As today’s election results demonstrated, the Democrats were unable to offer any serious alternative to the working people of California. The campaigns of both Davis and the main Democratic replacement candidate, Lieutenant Governor Cruz Bustamante, were as hollow as they were cynical. No less beholden to big business than Schwarzenegger and the Republicans, they could propose nothing to deal with an acute and deepening social crisis—with over six million Californians lacking health insurance, housing costs soaring beyond the means of millions of working class families, and decent-paying jobs disappearing every day.
Nor would they expose the deeply reactionary and anti-democratic conspiracy underlying the recall drive, no more than the Democrats seriously opposed the impeachment coup against Clinton and the theft of the 2000 presidential election.
Throughout the recall campaign, the Democrats maintained a cowardly silence on the right-wing cabal under George W. Bush and refused to link the fight against the recall to the fight against the administration in Washington. Above all, they said nothing about the catastrophic imperialist war in Iraq, which is daily costing the lives of American troops and Iraqi civilians and wasting tens of billions of dollars every month—a financial drain that will mean further attacks on medical care, pensions and jobs and a further decline in the basic infrastructure of the country.
Instead, as a pathetic diversion from these critical issues, the Democrats tried to capitalize in the final days of the campaign on the exposure of Schwarzenegger’s sexual predations. In the end, they only succeeded in highlighting their own political bankruptcy.

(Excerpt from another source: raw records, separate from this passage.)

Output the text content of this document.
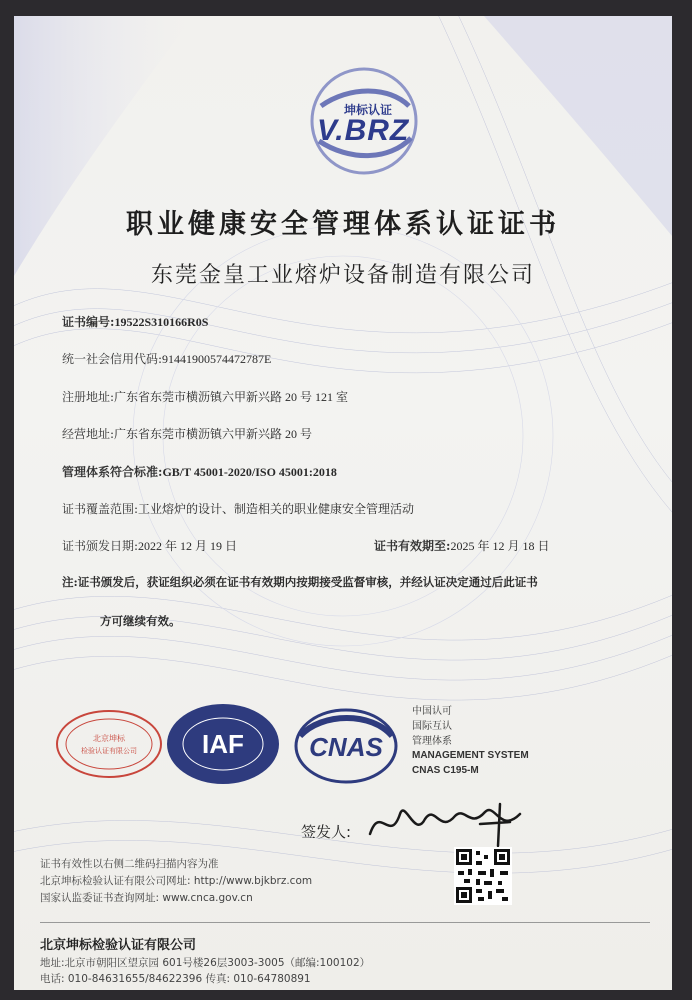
坤标认证
V.BRZ
职业健康安全管理体系认证证书
东莞金皇工业熔炉设备制造有限公司
证书编号:19522S310166R0S
统一社会信用代码:91441900574472787E
注册地址:广东省东莞市横沥镇六甲新兴路 20 号 121 室
经营地址:广东省东莞市横沥镇六甲新兴路 20 号
管理体系符合标准:GB/T 45001-2020/ISO 45001:2018
证书覆盖范围:工业熔炉的设计、制造相关的职业健康安全管理活动
证书颁发日期:2022 年 12 月 19 日	证书有效期至:2025 年 12 月 18 日
注:证书颁发后，获证组织必须在证书有效期内按期接受监督审核，并经认证决定通过后此证书
方可继续有效。
北京坤标
检验认证有限公司	IAF	CNAS
中国认可
国际互认
管理体系
MANAGEMENT SYSTEM
CNAS C195-M
签发人:
证书有效性以右侧二维码扫描内容为准
北京坤标检验认证有限公司网址: http://www.bjkbrz.com
国家认监委证书查询网址: www.cnca.gov.cn
北京坤标检验认证有限公司
地址:北京市朝阳区望京园 601号楼26层3003-3005（邮编:100102）
电话: 010-84631655/84622396 传真: 010-64780891
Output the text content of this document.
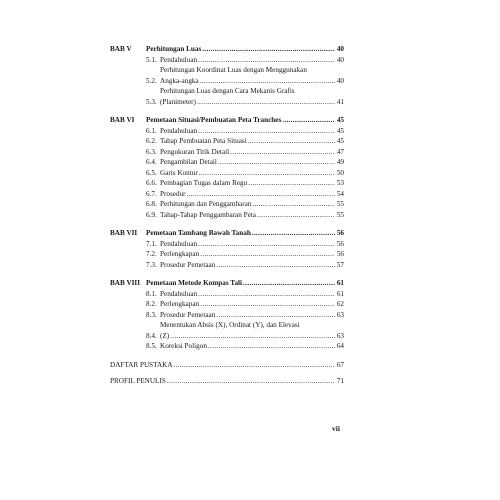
BAB V	Perhitungan Luas .....	40
5.1. Pendahuluan .....	40
5.2.
Perhitungan Koordinat Luas dengan Menggunakan
Angka-angka .....	40
5.3.
Perhitungan Luas dengan Cara Mekanis Grafis
(Planimeter) .....	41
BAB VI	Pemetaan Situasi/Pembuatan Peta Tranches .....	45
6.1. Pendahuluan .....	45
6.2. Tahap Pembuatan Peta Situasi .....	45
6.3. Pengukuran Titik Detail .....	47
6.4. Pengambilan Detail .....	49
6.5. Garis Kontur .....	50
6.6. Pembagian Tugas dalam Regu .....	53
6.7. Prosedur .....	54
6.8. Perhitungan dan Penggambaran .....	55
6.9. Tahap-Tahap Penggambaran Peta .....	55
BAB VII	Pemetaan Tambang Bawah Tanah .....	56
7.1. Pendahuluan .....	56
7.2. Perlengkapan .....	56
7.3. Prosedur Pemetaan .....	57
BAB VIII Pemetaan Metode Kompas Tali .....	61
8.1. Pendahuluan .....	61
8.2. Perlengkapan .....	62
8.3. Prosedur Pemetaan .....	63
8.4.
Menentukan Absis (X), Ordinat (Y), dan Elevasi
(Z) .....	63
8.5. Koreksi Poligon .....	64
DAFTAR PUSTAKA .....	67
PROFIL PENULIS .....	71
vii
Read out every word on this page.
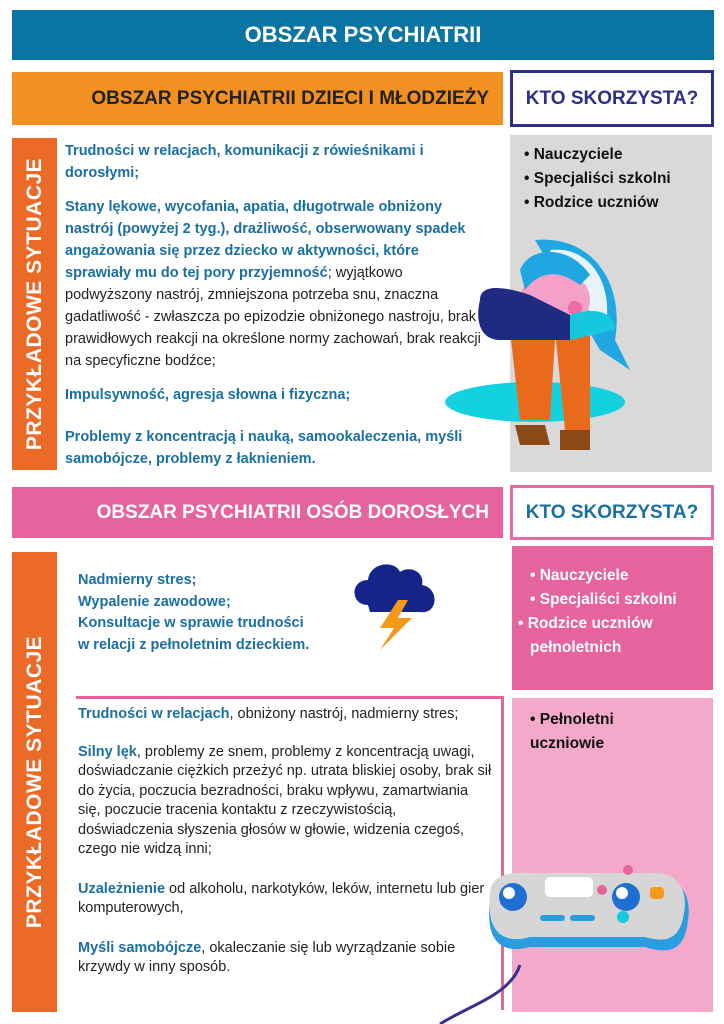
OBSZAR PSYCHIATRII
OBSZAR PSYCHIATRII DZIECI I MŁODZIEŻY	KTO SKORZYSTA?
PRZYKŁADOWE SYTUACJE

Trudności w relacjach, komunikacji z rówieśnikami i dorosłymi;

Stany lękowe, wycofania, apatia, długotrwale obniżony nastrój (powyżej 2 tyg.), drażliwość, obserwowany spadek angażowania się przez dziecko w aktywności, które sprawiały mu do tej pory przyjemność; wyjątkowo podwyższony nastrój, zmniejszona potrzeba snu, znaczna gadatliwość - zwłaszcza po epizodzie obniżonego nastroju, brak prawidłowych reakcji na określone normy zachowań, brak reakcji na specyficzne bodźce;

Impulsywność, agresja słowna i fizyczna;

Problemy z koncentracją i nauką, samookaleczenia, myśli samobójcze, problemy z łaknieniem.

• Nauczyciele
• Specjaliści szkolni
• Rodzice uczniów
OBSZAR PSYCHIATRII OSÓB DOROSŁYCH	KTO SKORZYSTA?
PRZYKŁADOWE SYTUACJE
Nadmierny stres;
Wypalenie zawodowe;
Konsultacje w sprawie trudności
w relacji z pełnoletnim dzieckiem.
• Nauczyciele
• Specjaliści szkolni
• Rodzice uczniów pełnoletnich

Trudności w relacjach, obniżony nastrój, nadmierny stres;

Silny lęk, problemy ze snem, problemy z koncentracją uwagi, doświadczanie ciężkich przeżyć np. utrata bliskiej osoby, brak sił do życia, poczucia bezradności, braku wpływu, zamartwiania się, poczucie tracenia kontaktu z rzeczywistością, doświadczenia słyszenia głosów w głowie, widzenia czegoś, czego nie widzą inni;

Uzależnienie od alkoholu, narkotyków, leków, internetu lub gier komputerowych,

Myśli samobójcze, okaleczanie się lub wyrządzanie sobie krzywdy w inny sposób.

• Pełnoletni uczniowie
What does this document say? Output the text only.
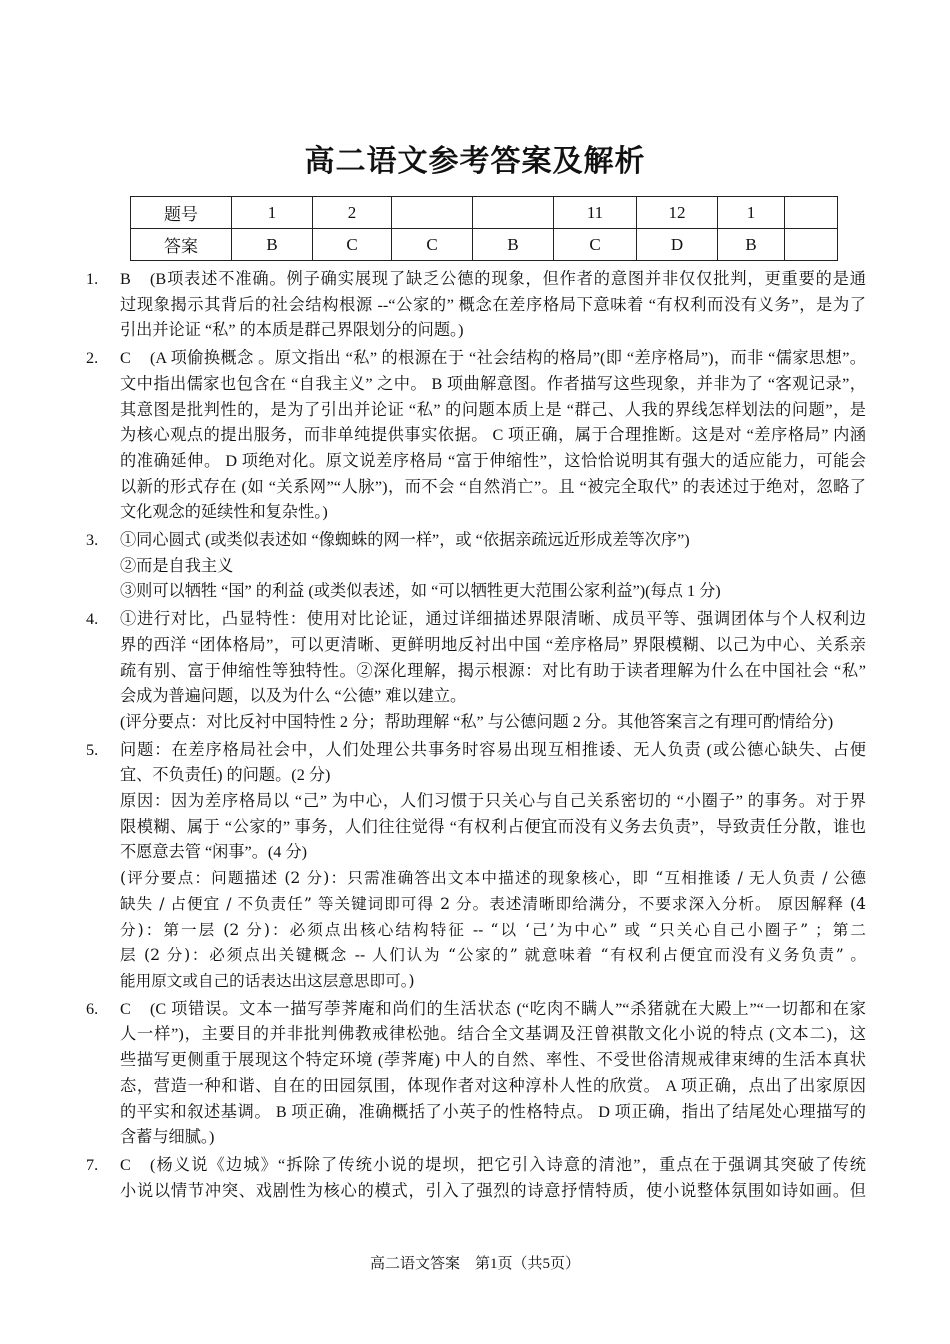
高二语文参考答案及解析
题号	1	2			11	12	1	
答案	B	C	C	B	C	D	B	
1. B (B项表述不准确。例子确实展现了缺乏公德的现象，但作者的意图并非仅仅批判，更重要的是通
过现象揭示其背后的社会结构根源 --“公家的” 概念在差序格局下意味着 “有权利而没有义务”，是为了
引出并论证 “私” 的本质是群己界限划分的问题。)
2. C (A 项偷换概念 。原文指出 “私” 的根源在于 “社会结构的格局”(即 “差序格局”)，而非 “儒家思想”。
文中指出儒家也包含在 “自我主义” 之中。 B 项曲解意图。作者描写这些现象，并非为了 “客观记录”，
其意图是批判性的，是为了引出并论证 “私” 的问题本质上是 “群己、人我的界线怎样划法的问题”，是
为核心观点的提出服务，而非单纯提供事实依据。 C 项正确，属于合理推断。这是对 “差序格局” 内涵
的准确延伸。 D 项绝对化。原文说差序格局 “富于伸缩性”，这恰恰说明其有强大的适应能力，可能会
以新的形式存在 (如 “关系网”“人脉”)，而不会 “自然消亡”。且 “被完全取代” 的表述过于绝对，忽略了
文化观念的延续性和复杂性。)
3. ①同心圆式 (或类似表述如 “像蜘蛛的网一样”，或 “依据亲疏远近形成差等次序”)
②而是自我主义
③则可以牺牲 “国” 的利益 (或类似表述，如 “可以牺牲更大范围公家利益”)(每点 1 分)
4. ①进行对比，凸显特性：使用对比论证，通过详细描述界限清晰、成员平等、强调团体与个人权利边
界的西洋 “团体格局”，可以更清晰、更鲜明地反衬出中国 “差序格局” 界限模糊、以己为中心、关系亲
疏有别、富于伸缩性等独特性。②深化理解，揭示根源：对比有助于读者理解为什么在中国社会 “私”
会成为普遍问题，以及为什么 “公德” 难以建立。
(评分要点：对比反衬中国特性 2 分；帮助理解 “私” 与公德问题 2 分。其他答案言之有理可酌情给分)
5. 问题：在差序格局社会中，人们处理公共事务时容易出现互相推诿、无人负责 (或公德心缺失、占便
宜、不负责任) 的问题。(2 分)
原因：因为差序格局以 “己” 为中心，人们习惯于只关心与自己关系密切的 “小圈子” 的事务。对于界
限模糊、属于 “公家的” 事务，人们往往觉得 “有权利占便宜而没有义务去负责”，导致责任分散，谁也
不愿意去管 “闲事”。(4 分)
(评分要点：问题描述 (2 分)：只需准确答出文本中描述的现象核心，即 “互相推诿 / 无人负责 / 公德
缺失 / 占便宜 / 不负责任” 等关键词即可得 2 分。表述清晰即给满分，不要求深入分析。 原因解释 (4
分)：第一层 (2 分)：必须点出核心结构特征 -- “以 ‘己’为中心” 或 “只关心自己小圈子” ；第二
层 (2 分)：必须点出关键概念 -- 人们认为 “公家的” 就意味着 “有权利占便宜而没有义务负责” 。
能用原文或自己的话表达出这层意思即可。)
6. C (C 项错误。文本一描写荸荠庵和尚们的生活状态 (“吃肉不瞒人”“杀猪就在大殿上”“一切都和在家
人一样”)，主要目的并非批判佛教戒律松弛。结合全文基调及汪曾祺散文化小说的特点 (文本二)，这
些描写更侧重于展现这个特定环境 (荸荠庵) 中人的自然、率性、不受世俗清规戒律束缚的生活本真状
态，营造一种和谐、自在的田园氛围，体现作者对这种淳朴人性的欣赏。 A 项正确，点出了出家原因
的平实和叙述基调。 B 项正确，准确概括了小英子的性格特点。 D 项正确，指出了结尾处心理描写的
含蓄与细腻。)
7. C (杨义说《边城》“拆除了传统小说的堤坝，把它引入诗意的清池”，重点在于强调其突破了传统
小说以情节冲突、戏剧性为核心的模式，引入了强烈的诗意抒情特质，使小说整体氛围如诗如画。但
高二语文答案　第1页（共5页）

Initial exit polls and voting data indicate the depth of alienation from the Democratic Party. While voter turnout overall was higher than in the 2002 gubernatorial election—although far short of the record rates that had been predicted—it was less intense in working class areas that traditionally vote Democratic than in Republican precincts. And despite the campaign by the trade union bureaucracy for Davis and the Democrats, involving an expenditure of some $5 million, about half of union members voted in favor of the recall and some 40 percent of voters in union households voted for Schwarzenegger to replace the sitting governor.
The Democrats fared no less disastrously among Hispanic voters, with half supporting Davis’ ouster.
This latest debacle for the Democratic Party—following its collapse in the 2002 congressional election, when it lost control of the US Senate and failed to gain seats in the House of Representatives—must serve as the impetus for workers and young people in California and across the country to recognize the futility of looking toward this political instrument of the ruling elite as a means of defending their social interests and democratic rights.
As I have sought to explain throughout my campaign, the Democratic Party is a party of the ruling elite in America. Whatever its differences with the Republicans, in the end it defends the same oligarchy, which is why it votes for imperialist war abroad and austerity and political repression at home.
The Democratic debacle in California vindicates the call of my campaign and the Socialist Equality Party for a break with the two parties of American capitalism and the building of the SEP as a mass socialist party of the working class. This is the road forward for the struggles that will erupt in the coming weeks and months, as millions of workers learn through bitter experience that the attacks on jobs and living standards will only intensify under Schwarzenegger.
I call on all working people to study the election statement issued by the SEP and make the decision to join and build this party.